File-sharing development and
distribution—company
RazorPop will launch a new unlimited music subscription service ($9.95/month) to
compete with Napster and others. The service, called RazorPop P2P Music Subscription, will pay music copyright owners a
cut of the subscription revenue. An independent clearing house will collect customer fees and distribute licensing fees
based on sample network downloads monitored by an independent research firm.
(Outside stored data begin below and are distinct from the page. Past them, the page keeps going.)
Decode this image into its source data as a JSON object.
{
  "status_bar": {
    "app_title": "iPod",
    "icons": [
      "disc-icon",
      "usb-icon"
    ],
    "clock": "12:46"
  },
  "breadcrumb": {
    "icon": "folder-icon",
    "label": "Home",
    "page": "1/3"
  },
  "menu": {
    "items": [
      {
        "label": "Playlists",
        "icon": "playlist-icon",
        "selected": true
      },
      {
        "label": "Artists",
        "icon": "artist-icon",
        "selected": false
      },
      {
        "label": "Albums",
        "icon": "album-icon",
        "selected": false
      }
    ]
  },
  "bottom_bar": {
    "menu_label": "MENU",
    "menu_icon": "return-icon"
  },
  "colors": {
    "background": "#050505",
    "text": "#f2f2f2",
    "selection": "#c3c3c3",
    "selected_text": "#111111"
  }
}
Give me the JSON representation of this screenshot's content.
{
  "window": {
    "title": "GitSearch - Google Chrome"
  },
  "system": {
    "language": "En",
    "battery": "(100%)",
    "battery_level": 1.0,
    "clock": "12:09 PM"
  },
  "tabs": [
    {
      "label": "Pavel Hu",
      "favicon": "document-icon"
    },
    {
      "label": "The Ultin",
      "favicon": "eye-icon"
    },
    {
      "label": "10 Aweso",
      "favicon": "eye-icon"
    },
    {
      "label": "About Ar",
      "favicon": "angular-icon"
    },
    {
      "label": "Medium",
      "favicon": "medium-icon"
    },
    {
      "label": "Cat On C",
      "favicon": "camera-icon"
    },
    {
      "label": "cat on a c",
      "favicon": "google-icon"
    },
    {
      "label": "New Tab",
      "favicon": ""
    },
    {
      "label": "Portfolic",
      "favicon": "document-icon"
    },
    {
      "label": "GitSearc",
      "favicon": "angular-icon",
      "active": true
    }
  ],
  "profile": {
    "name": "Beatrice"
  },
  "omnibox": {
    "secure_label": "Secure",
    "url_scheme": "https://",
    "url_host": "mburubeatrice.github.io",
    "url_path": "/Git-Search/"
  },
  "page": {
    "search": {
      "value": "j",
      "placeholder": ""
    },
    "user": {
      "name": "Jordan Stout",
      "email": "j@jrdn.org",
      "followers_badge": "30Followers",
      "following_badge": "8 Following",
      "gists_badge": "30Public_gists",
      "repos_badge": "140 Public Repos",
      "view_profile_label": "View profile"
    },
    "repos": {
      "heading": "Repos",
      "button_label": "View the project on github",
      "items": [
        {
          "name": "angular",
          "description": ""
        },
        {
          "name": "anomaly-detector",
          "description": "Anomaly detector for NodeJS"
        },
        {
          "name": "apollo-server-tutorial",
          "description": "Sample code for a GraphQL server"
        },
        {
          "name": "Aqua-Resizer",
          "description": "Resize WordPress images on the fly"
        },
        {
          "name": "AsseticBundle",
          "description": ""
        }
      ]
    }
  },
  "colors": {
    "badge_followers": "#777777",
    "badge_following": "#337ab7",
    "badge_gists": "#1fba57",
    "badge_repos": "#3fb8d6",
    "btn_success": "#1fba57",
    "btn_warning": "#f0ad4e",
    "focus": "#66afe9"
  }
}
The interesting part is that the service includes copyright infringement insurance: as the RIAA continues to sue
regular P2P users, RazorPop's customers are protected by insurance that covers $5,000 per subscriber.
PS: This report is based on a Slick post, but we could
not find the press release on RazorPop's website.







1. So let me get this straight. We pay you guys $10/mo for... letting us use each others bandwidth? The insurance idea is good for a laugh, and might even work. But companies can't charge for P2P. There are two reasons:
#1 - You don't get to charge for letting me use my bandwidth I already pay for and other peoples bandwidth they already pay for.
#2 - Your network is open. Want me to spend a few hours banging together an app that generates random hunks of useless data matching the hashes of what's on your network and start feeding that back into it? It's not hard and it'll corrupt the whole system in minutes.
So play nice. Don't try to make money off of other peoples bandwidth. I know it sounds like a sweet deal to the suits, but it's a really bad idea and you'll get your dick slammed in the door.